Guštavo Furtado
Guštavo Furtado

Reputation: 23

Fortran Open from current directory

I am writing a fortran program and I would like to know if it is possible to open a file from the same directory where the program itself is placed.

I am using Ubuntu 12.04 BTW.

For example, if I put the compiled program at the directory "/home/username/foo" I would like the program to open the file "/home/username/foo/bar.txt" and write "Hello!" in it.

My minimal working example is the following:

program main

implicit none

open(unit=20,file="bar.txt",action="write")

WRITE(20,*) "Hello!"

close(20)

end program main

When I compile using gfortran it opens and writes in the file "/home/username/bar.txt" no matter where I put the program file.

On the other hand, when I compile it for windows (using mingw) making a .exe file and execute it in windows it does what I want, it opens the file where the executable file is placed.

[EDIT] I just found out that if I execute the program by double clicking it, it will open the file in the program directory but when I execute it from Terminal it opens at "/home/username/", so maybe is more about the way I send the command from Terminal, currently I am doing it by the following command "/home/username/foo/myprogram".

Upvotes: 2

Views: 1660

Answers (1)

Kyle Kanos
Kyle Kanos

Reputation: 3264

I too am running Ubuntu 12.04 with gfortran 4.6.3, but I do not experience this. Where ever it is that I place my executable, there is bar.txt after execution.

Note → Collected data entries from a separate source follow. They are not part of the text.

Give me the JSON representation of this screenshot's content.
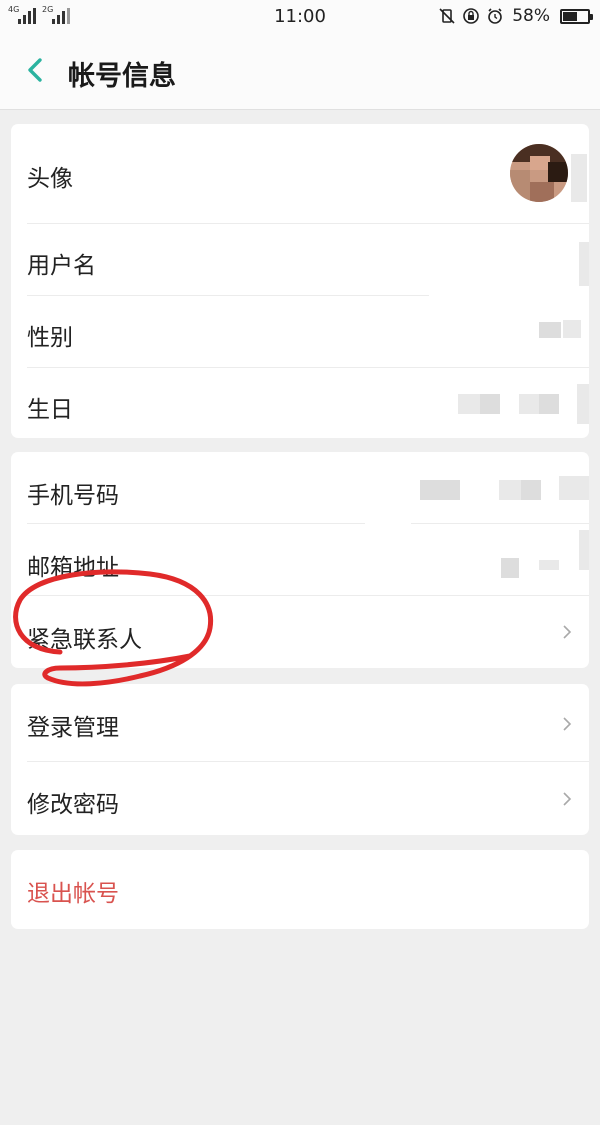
{
  "status_bar": {
    "network_1": "4G",
    "network_2": "2G",
    "time": "11:00",
    "battery_percent": "58%",
    "battery_level": 0.58,
    "icons": [
      "mute-vibrate-icon",
      "rotation-lock-icon",
      "alarm-icon",
      "battery-icon"
    ]
  },
  "header": {
    "title": "帐号信息",
    "back_icon": "chevron-left-icon",
    "accent_color": "#2bb3a0"
  },
  "profile_card": {
    "avatar_label": "头像",
    "username_label": "用户名",
    "gender_label": "性别",
    "birthday_label": "生日"
  },
  "contact_card": {
    "phone_label": "手机号码",
    "email_label": "邮箱地址",
    "emergency_label": "紧急联系人"
  },
  "security_card": {
    "login_label": "登录管理",
    "password_label": "修改密码"
  },
  "logout_card": {
    "logout_label": "退出帐号",
    "logout_color": "#d9534f"
  },
  "annotation_color": "#e02a2a"
}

That said, if you want a file at a specific place, then declare a character string as follows:

character(26) :: filename
filename="/home/username/foo/bar.txt"

and then open the file as

open(unit=20, file=filename)

and you are home free.

EDIT

I just noticed your edit. I imagine that you open terminal and do not cd to the location of the executable, but run the command for execution. That would indeed cause you to always have the file open in whatever folder you are currently in.